Sometimes, we get cold and flu and it’s no fun. But there are ways to avoid or at least minimize the symptoms. One traditional folk remedy for cold and flu is boneset tea, which has been used for centuries as a natural remedy for many ailments.
Boneset tea is made from the dried leaves and flowering tops of Eupatorium perfoliatum. This perennial plant grows wild in many parts of North America including most of the eastern United States and Canada. The plant also goes by other names such as feverwort and agueweed.
Here’s how you can make boneset tea at home and its benefits.
What is Boneset?
Common Boneset is one of many plants in the family (Asteraceae). It can be identified by its coarse, rough, hairy aspect, growing up to 6 feet tall. On our property we have it growing where there is rain runoff from our barn roof.
The leaves are what really define it: lance-shaped, taper-pointed, toothed, wrinkled, and very veiny are descriptors for the 4-8 inch leaves which are joined together at their bases around the stem of the plant. It looks like the stem just kind of pokes up through each leaf.
In August, it produces fragrant flower heads that open revealing small white tubular flowers in numerous heads arranged in a multi-branched cluster up to 10 inches wide.
What are the Benefits of Boneset Tea?
Boneset is used in herbal medicine to treat fevers, colds, arthritis, and gastrointestinal upsets.
Boneset is anti-inflammatory, antispasmodic, expectorant, and diaphoretic.
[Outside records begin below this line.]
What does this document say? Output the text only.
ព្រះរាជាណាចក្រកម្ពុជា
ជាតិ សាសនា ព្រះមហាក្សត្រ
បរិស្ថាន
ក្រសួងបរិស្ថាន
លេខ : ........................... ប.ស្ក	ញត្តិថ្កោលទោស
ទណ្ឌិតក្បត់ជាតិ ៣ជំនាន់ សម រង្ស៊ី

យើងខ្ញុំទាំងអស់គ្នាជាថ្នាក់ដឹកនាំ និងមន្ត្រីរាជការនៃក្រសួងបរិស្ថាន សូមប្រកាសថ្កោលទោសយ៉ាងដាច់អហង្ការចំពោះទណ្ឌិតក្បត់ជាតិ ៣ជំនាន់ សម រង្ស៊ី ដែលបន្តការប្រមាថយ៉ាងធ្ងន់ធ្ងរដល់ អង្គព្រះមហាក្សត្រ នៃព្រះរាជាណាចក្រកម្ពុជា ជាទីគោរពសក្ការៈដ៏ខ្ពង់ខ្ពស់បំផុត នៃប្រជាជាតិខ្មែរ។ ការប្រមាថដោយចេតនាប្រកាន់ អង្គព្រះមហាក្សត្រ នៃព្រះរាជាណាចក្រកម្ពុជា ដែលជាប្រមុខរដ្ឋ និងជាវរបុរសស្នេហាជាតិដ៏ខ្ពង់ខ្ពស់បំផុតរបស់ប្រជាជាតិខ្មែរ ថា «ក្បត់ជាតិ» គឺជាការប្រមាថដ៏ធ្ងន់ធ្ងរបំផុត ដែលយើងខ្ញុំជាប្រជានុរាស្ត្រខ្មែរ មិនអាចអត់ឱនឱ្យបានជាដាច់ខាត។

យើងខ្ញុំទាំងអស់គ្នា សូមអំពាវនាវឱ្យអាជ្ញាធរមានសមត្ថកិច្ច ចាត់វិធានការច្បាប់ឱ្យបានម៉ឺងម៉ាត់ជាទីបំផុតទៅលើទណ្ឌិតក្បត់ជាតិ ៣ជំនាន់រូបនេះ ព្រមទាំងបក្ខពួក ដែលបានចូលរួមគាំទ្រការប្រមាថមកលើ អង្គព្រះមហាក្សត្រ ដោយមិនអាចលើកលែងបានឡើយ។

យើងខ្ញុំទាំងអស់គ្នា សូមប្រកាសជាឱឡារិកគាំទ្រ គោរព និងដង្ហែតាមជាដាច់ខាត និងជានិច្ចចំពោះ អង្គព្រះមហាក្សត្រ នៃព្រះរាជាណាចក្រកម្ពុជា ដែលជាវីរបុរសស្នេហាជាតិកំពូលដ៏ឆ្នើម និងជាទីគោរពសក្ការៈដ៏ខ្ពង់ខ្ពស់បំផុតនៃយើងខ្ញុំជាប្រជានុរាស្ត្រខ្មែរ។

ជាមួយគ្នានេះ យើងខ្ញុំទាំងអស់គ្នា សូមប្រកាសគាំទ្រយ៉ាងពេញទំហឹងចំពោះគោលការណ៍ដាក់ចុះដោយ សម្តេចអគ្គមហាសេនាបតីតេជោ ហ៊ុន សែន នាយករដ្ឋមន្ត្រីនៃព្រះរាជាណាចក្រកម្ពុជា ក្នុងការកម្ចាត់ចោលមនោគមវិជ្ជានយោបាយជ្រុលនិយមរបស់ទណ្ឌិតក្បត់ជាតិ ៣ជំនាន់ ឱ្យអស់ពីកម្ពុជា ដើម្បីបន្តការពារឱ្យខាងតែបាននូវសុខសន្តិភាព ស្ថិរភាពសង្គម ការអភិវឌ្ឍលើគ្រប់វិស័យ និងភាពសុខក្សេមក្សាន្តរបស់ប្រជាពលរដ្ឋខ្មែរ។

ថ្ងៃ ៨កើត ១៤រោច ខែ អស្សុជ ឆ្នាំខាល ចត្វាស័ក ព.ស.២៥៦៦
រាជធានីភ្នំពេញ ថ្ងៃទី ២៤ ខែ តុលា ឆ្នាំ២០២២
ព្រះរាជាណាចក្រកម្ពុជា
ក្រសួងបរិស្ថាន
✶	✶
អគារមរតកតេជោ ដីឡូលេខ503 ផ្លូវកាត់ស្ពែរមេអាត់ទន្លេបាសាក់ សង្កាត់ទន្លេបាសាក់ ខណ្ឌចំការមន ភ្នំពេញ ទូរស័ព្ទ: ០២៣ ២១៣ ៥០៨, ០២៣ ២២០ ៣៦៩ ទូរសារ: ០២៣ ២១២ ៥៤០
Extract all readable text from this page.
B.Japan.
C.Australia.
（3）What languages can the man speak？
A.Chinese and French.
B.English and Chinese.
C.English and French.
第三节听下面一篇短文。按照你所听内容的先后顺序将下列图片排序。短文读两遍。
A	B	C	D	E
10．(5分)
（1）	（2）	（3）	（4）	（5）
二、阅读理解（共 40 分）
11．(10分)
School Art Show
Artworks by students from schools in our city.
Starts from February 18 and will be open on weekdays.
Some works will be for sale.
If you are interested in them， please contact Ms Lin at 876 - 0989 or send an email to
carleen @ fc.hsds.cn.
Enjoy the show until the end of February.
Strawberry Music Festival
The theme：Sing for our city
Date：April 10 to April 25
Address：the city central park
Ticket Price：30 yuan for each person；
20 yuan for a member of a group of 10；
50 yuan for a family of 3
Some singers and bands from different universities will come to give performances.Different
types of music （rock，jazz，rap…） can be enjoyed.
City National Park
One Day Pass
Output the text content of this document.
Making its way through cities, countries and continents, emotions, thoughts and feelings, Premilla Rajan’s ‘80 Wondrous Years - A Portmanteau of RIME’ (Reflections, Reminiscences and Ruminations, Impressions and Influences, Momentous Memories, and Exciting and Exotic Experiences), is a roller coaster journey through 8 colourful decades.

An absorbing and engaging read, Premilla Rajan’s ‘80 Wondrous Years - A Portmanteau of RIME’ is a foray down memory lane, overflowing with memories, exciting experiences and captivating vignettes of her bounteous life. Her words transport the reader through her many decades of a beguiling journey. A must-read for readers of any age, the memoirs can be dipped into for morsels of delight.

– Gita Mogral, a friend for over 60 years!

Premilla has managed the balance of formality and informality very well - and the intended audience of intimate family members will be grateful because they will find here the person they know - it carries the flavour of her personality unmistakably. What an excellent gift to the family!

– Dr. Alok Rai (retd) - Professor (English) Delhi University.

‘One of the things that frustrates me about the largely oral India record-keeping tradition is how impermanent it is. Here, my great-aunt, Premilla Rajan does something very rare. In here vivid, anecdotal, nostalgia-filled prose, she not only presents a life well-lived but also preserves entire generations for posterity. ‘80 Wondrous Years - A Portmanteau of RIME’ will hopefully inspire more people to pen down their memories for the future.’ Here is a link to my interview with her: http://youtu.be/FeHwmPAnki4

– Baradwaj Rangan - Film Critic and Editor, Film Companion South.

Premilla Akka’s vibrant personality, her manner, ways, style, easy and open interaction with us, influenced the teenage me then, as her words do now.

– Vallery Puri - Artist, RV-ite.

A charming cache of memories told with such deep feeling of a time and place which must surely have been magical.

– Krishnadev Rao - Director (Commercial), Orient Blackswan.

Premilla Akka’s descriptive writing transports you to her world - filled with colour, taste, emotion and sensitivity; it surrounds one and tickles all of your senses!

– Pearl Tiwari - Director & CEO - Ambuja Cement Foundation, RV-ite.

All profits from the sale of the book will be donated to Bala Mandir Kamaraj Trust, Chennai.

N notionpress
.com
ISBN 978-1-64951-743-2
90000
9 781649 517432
Boneset makes a great tea to drink as a remedy for flu-like symptoms. It alleviates respiratory congestion, reduces fevers, and soothes aches.
Boneset stimulates a weak appetite and relieves constipation. It is particularly useful for patients with poor appetites, debility, and weakness of the abdominal muscles.
How Do You Make Boneset Tea?
Boneset tea is an infusion made from the dried leaves and flower tops of the boneset plant that can be used to treat colds, fevers, and flu. You can make the tea by pouring a cup of boiling water onto 1-2 teaspoonfuls of the dried herb, allowing it to infuse for 10-15 minutes. Drink this as hot as possible during times of sickness. Because boneset is known as a bitter tonic, it won’t be a tea you drink for pleasure! I find it helpful to add a bit of honey to help make it more palatable.
Boneset is a wonderful herb, but it must be used in moderation. If you have liver problems or are pregnant or breastfeeding a baby, do not use this herb. Also, too strong a dose can potentially cause nausea and vomiting. Just cut it back next time. If you are allergic to chamomile, feverfew, or ragwort, you may well have an allergic reaction to boneset. Otherwise, as I always say – DO YOUR RESEARCH- and be wise! See my full disclaimer below. To your health!
Disclaimer: outdoorapothecary.com is informational in nature and is not to be regarded as a substitute for professional medical advice and should not be relied on as health or personal advice. While we strive to be 100% accurate, it is solely up to the reader to ensure proper plant identification.
Some wild plants are poisonous or can have serious adverse health effects. We are not health professionals, medical doctors, nor are we nutritionists. It is up to the reader to verify nutritional information and health benefits with qualified professionals for all edible plants listed in this website. The information provided is not intended to diagnose, treat, cure or prevent any disease. Always seek the guidance of your qualified health professional with any questions you may have regarding your health or a medical condition.